Yörenin Şefi olabilmek!




Yörenin Şefi olabilmek!


Hangi uluslararası zincir otelin web sayfasını ziyaret ederseniz edin, diningi tıkladığınızda orada yöresel ve bölgesel ürünler vurgusunun yapıldığını görürsünüz. Bu demek oluyor ki misafirlerin gelir düzeyi ne olursa olsun, oteller ne kadar lüks olursa olsun yöresel zenginlikler, yörenin doğal ürünleri olmazsa olmazlar arasında ilk sıra yer alıyor.


Buradan hareketle biz mutfak şeflerinin yani aşçıbaşıların başarıya ulaşmasının en kısa ve kesin yolu yöresel ürünleri doğal veya modernize edilmiş şekilde sunmak diyebilir miyiz?

Yöresini iyi tanıyan ve misafirlerine güzel bir şekilde sunan hatta misafirleri bu zenginliklerin bir parçası yapabilen şefler aynı zamanda sadık misafir profili de oluşturmuş olmazlar mı? 

Peki bu tarife uyan şefler aslında kendi PR larına, çalıştıkları işletmelerin hatta ülke turizminin menfaatine de çalışmış olmazlar mı?

Tüm bu soruların cevapları kesinlikle evettir. 

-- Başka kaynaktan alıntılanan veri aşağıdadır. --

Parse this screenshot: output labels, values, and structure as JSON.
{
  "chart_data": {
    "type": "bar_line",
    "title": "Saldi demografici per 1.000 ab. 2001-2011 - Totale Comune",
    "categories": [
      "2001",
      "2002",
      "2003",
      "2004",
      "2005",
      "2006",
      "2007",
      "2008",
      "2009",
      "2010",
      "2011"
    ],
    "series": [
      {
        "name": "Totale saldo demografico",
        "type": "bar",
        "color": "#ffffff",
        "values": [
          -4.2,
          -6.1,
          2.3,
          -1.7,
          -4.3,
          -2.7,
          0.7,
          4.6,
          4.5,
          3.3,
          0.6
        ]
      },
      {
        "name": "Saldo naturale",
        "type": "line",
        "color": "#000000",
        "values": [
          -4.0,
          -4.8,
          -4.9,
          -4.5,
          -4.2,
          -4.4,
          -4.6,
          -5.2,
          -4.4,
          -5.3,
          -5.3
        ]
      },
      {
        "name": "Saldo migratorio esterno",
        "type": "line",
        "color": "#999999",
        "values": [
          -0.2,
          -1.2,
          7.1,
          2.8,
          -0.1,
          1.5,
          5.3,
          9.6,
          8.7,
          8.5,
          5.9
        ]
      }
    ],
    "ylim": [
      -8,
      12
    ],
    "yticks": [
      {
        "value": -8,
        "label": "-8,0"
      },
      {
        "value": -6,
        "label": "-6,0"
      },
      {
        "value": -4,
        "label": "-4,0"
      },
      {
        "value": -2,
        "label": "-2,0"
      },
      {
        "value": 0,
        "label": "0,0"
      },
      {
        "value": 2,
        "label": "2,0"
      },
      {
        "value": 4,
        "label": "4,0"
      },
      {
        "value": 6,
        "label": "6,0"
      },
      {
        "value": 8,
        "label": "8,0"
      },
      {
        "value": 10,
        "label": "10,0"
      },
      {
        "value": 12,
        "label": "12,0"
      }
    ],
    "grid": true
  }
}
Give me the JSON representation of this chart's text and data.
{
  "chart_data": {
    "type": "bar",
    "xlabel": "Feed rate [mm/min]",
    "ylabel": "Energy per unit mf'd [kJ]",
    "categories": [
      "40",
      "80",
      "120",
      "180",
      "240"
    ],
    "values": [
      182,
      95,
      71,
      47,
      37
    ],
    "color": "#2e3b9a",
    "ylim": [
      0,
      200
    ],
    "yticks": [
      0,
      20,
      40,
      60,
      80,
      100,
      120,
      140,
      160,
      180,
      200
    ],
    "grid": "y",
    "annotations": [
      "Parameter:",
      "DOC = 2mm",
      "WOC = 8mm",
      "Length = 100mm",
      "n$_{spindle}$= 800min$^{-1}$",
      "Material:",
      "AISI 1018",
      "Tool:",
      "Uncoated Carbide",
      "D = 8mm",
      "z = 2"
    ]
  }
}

Tam da bu noktada biz şefler tabiat harikası Bodrum’u ne kadar tanıyor ve tanıtabiliyoruz, menülerimizde yöresel ürünlere ne kadar yer verebiliyoruz, misafirlerimizi Bodrum’un zenginliklerinin bir parçalarıymış gibi hissettirecek aktiviteler düzenleyebiliyor muyuz diye kendime sormadan edemiyorum.

 

Bodrum gastronomisi denildiğinde akla sadece balık gelmesi bence çok normal değil. Bodrum mandalinası, begonvil, çekişke, taze baharatlar, Yalı inciri, badem ve daha fazlası… 

Tabii biz şefler olarak bunları yaygın bir şekilde menülerimizde kullanmazsak akla balıktan başka bir şey gelmemesi de kaçınılmaz oluyor. Oysa ki begonvilli güllacın, Bodrum mandalinalı revaninin, incirli- bademli kurabiyelerin tadına varan misafirler Bodrum gastronomisini balıktan ibaret kılmaz. Hatta Bodrum mandalinalı levreğin tadını bilenler klasik ızgara balık anlayışını çok klişe bulabilirler. 


Konakladığı otelin şefi ile birlikte Gümüşlük’te bir çilek tarlasından kendi elleriyle topladığı çileği otele döndüğünde cooking class aktivitesinde cup kek yapan…

Yine şefle birlikte Mumcular pazarına giden, zeytinyağı fabrikasında dalından sofraya zeytin yağının hikayesini yerinde dinleyen…

Katamaranla açılıp küçük adacıklarda piknik yapan…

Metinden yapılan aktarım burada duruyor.